1. Die zur Auslegung des § 1578 Abs. 1 S. 1 BGB entwickelte Rechtsprechung des Bundesgerichtshofs zu den "wandelbaren ehelichen Lebensverhältnissen" unter Anwendung der Berechnungsmethode der sogenannten Dreiteilung löst sich von dem Konzept des Gesetzgebers zur Berechnung des nachehelichen Unterhalts und ersetzt es durch ein eigenes Modell. Mit diesem Systemwechsel überschreitet die neue Rechtsprechung die Grenzen richterlicher Rechtsfortbildung und verletzt die von Art. 2 Abs. 1 GG geschützte allgemeine Handlungsfreiheit in Verbindung mit dem Rechtsstaatsprinzip des Art. 20 Abs. 3 GG (BVerfG, Beschl. v. 25.1.2011 – 1 BvR 918/10).
  2. Die bloße Aufnahme eines Ehegatten in ein Pflegeheim führt allein noch nicht zu einer Trennung i.S.d. § 1567 BGB, so dass sich Unterhaltsansprüche nach wie vor aus § 1360 BGB ergeben und nicht nach § 1361 Abs. 1 BGB richten; die Bedarfsgemeinschaft i.S.v. § 19 SGB XII besteht fort. Der Verpflichtete kann nach der Rspr. des BVerfG und des BGH im Verhältnis zu seinem Partner seinen Beitrag zum Familienunterhalt nicht unter Hinweis darauf verweigern, er sei ohne Gefährdung seines Eigenbedarfs zur Unterhaltsleistung nicht in der Lage; für das Prozesskostenprüfungsverfahren ist zugunsten des Unterhaltsberechtigten diese Rechtsauffassung zugrunde zu legen (OLG Köln, Beschl. v. 21.4.2010 – 27 WF 21/10, FamRZ 2010, 2076).

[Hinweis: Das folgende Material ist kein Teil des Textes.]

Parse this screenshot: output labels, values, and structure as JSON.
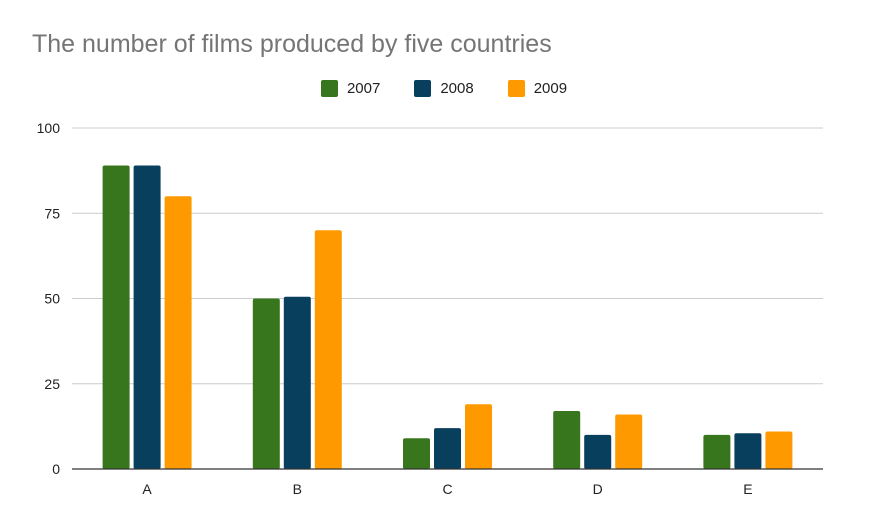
{
  "chart_data": {
    "type": "bar",
    "title": "The number of films produced by five countries",
    "categories": [
      "A",
      "B",
      "C",
      "D",
      "E"
    ],
    "series": [
      {
        "name": "2007",
        "color": "#38761d",
        "values": [
          89,
          50,
          9,
          17,
          10
        ]
      },
      {
        "name": "2008",
        "color": "#073f5c",
        "values": [
          89,
          50.5,
          12,
          10,
          10.5
        ]
      },
      {
        "name": "2009",
        "color": "#ff9900",
        "values": [
          80,
          70,
          19,
          16,
          11
        ]
      }
    ],
    "ylim": [
      0,
      100
    ],
    "yticks": [
      0,
      25,
      50,
      75,
      100
    ],
    "grid": true,
    "legend_position": "top-center",
    "xlabel": "",
    "ylabel": ""
  }
}
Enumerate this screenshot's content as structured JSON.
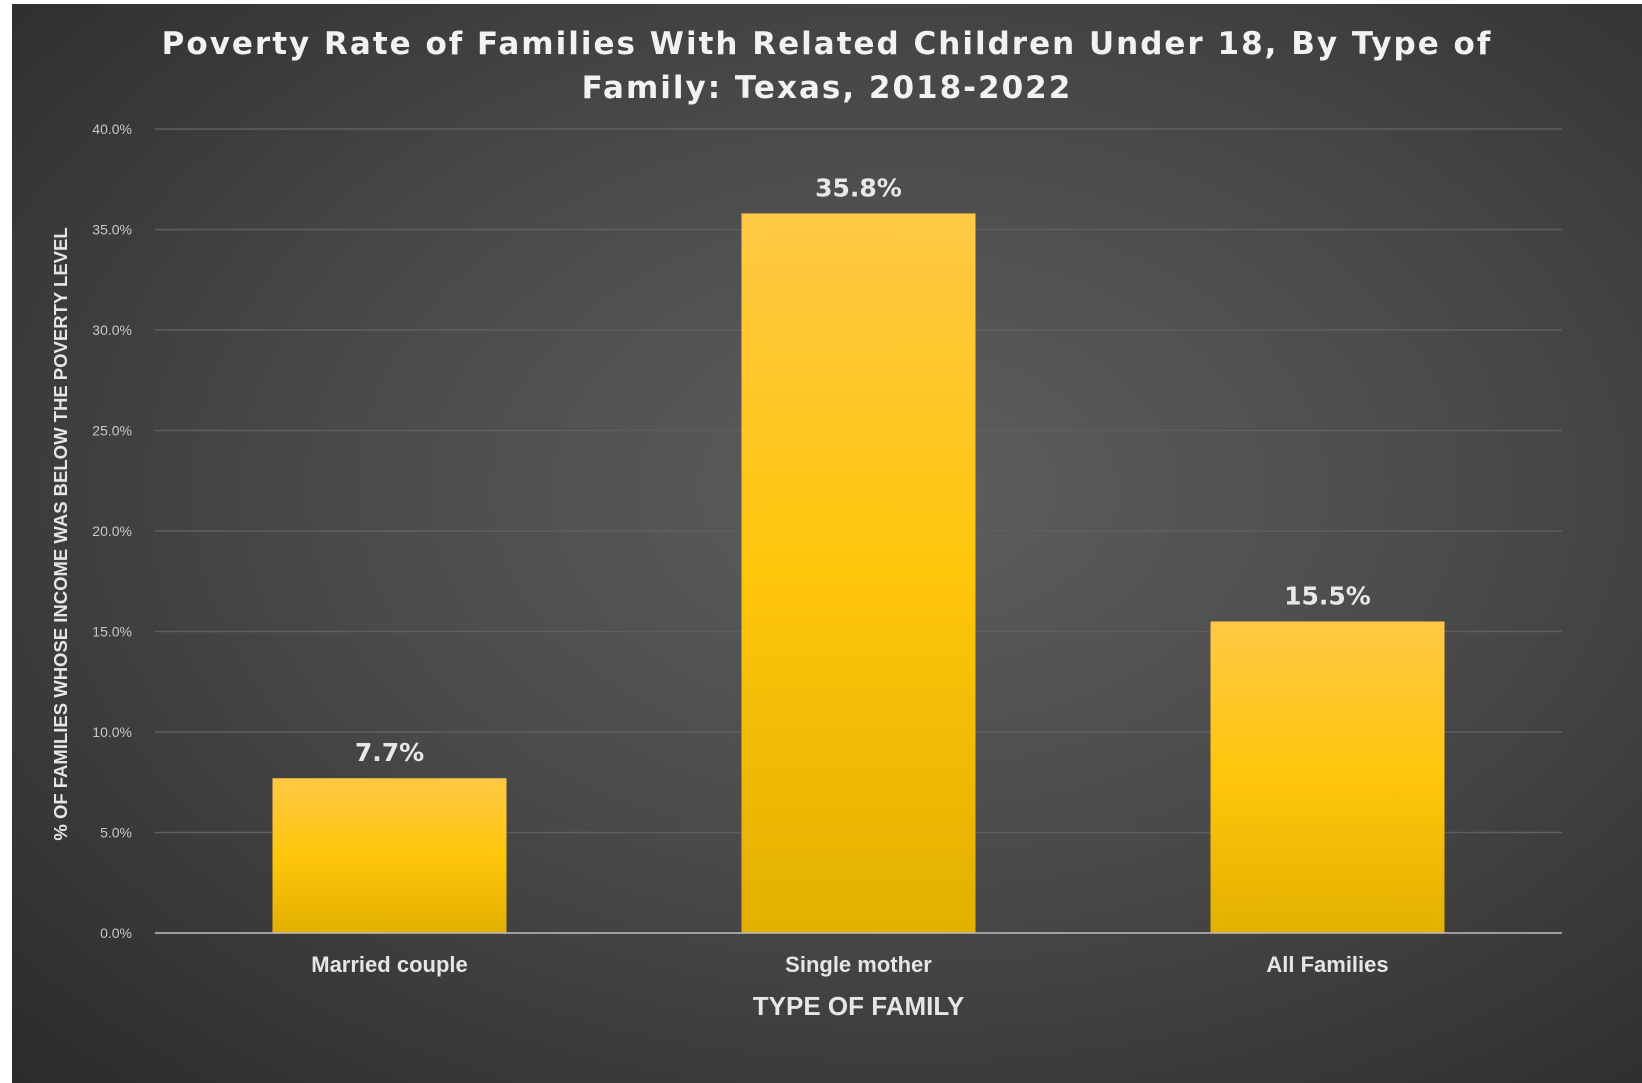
{
  "chart_data": {
    "type": "bar",
    "title_lines": [
      "Poverty Rate of Families With Related Children Under 18, By Type of",
      "Family: Texas, 2018-2022"
    ],
    "categories": [
      "Married couple",
      "Single mother",
      "All Families"
    ],
    "values": [
      7.7,
      35.8,
      15.5
    ],
    "data_labels": [
      "7.7%",
      "35.8%",
      "15.5%"
    ],
    "xlabel": "TYPE OF FAMILY",
    "ylabel": "% OF FAMILIES WHOSE INCOME WAS BELOW THE POVERTY LEVEL",
    "ylim": [
      0,
      40
    ],
    "yticks": [
      0,
      5,
      10,
      15,
      20,
      25,
      30,
      35,
      40
    ],
    "ytick_labels": [
      "0.0%",
      "5.0%",
      "10.0%",
      "15.0%",
      "20.0%",
      "25.0%",
      "30.0%",
      "35.0%",
      "40.0%"
    ],
    "grid": true,
    "legend": "none",
    "bar_color": "#FFC000",
    "background_color": "#404040"
  }
}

  3. Der Anspruch auf Auskunftserteilung über Einkünfte und Vermögen gem. §§ 1580, 1605 BGB ist auch dann gegeben, wenn Gründe für die Versagung des nachehelichen Unterhaltsanspruchs wegen grober Unbilligkeit gem. § 1579 BGB vorliegen. Dass der geschiedene Ehegatte seinen eheangemessenen Unterhalt nicht aus eigenen Mitteln bestreiten kann (§ 1577 Abs. 1 BGB), kann er erst darlegen, wenn er Kenntnis über Einkünfte und Vermögen des Unterhaltsverpflichteten hat. Der Auskunftsanspruch gem. § 1580 BGB kann deshalb nicht mit der Begründung abgewiesen werden, der Anspruchsteller sei nicht unterhaltsbedürftig (OLG Zweibrücken, Beschl. v. 21.10.2010 – 6 UF 77/10 = BeckRS 2010, 30340, FamFR 2011, 9 m. Anm. Reinken).
  4. Zunächst vorhandene ehebedingte Nachteile können durch eine nachfolgende Erkrankung des Unterhaltsberechtigten ihre Auswirkungen verlieren. Der weggefallene ehebedingte Nachteil ist dann als Faktor im Rahmen der Billigkeitsabwägung zur Bestimmung des Maßes der nachehelichen Solidarität zu berücksichtigen (OLG Schleswig, Beschl. v. 4.10.2010 – 10 UF 78/10 = BeckRS 2010, 28239, FamFR 2010, 561 m. Anm. Fiedler).
  5. Nimmt ein unterhaltspflichtiger Ehegatte die Möglichkeit einer Verrentung vor Erreichen der diesbezüglichen allgemeinen gesetzlichen Altersgrenze in Anspruch, so ist dies regelmäßig unterhaltsrechtlich leichtfertig, wenn dies weder aus gesundheitlichen oder betrieblichen Gründen erfolgt noch einer gemeinsamen Lebensplanung der Ehegatten entspricht (OLG Saarbrücken, Urt. v. 5.8.2010 – 6 UF 138/09 = BeckRS 2010, 28224, FamFR 2010, 562 m. Anm. Böhne).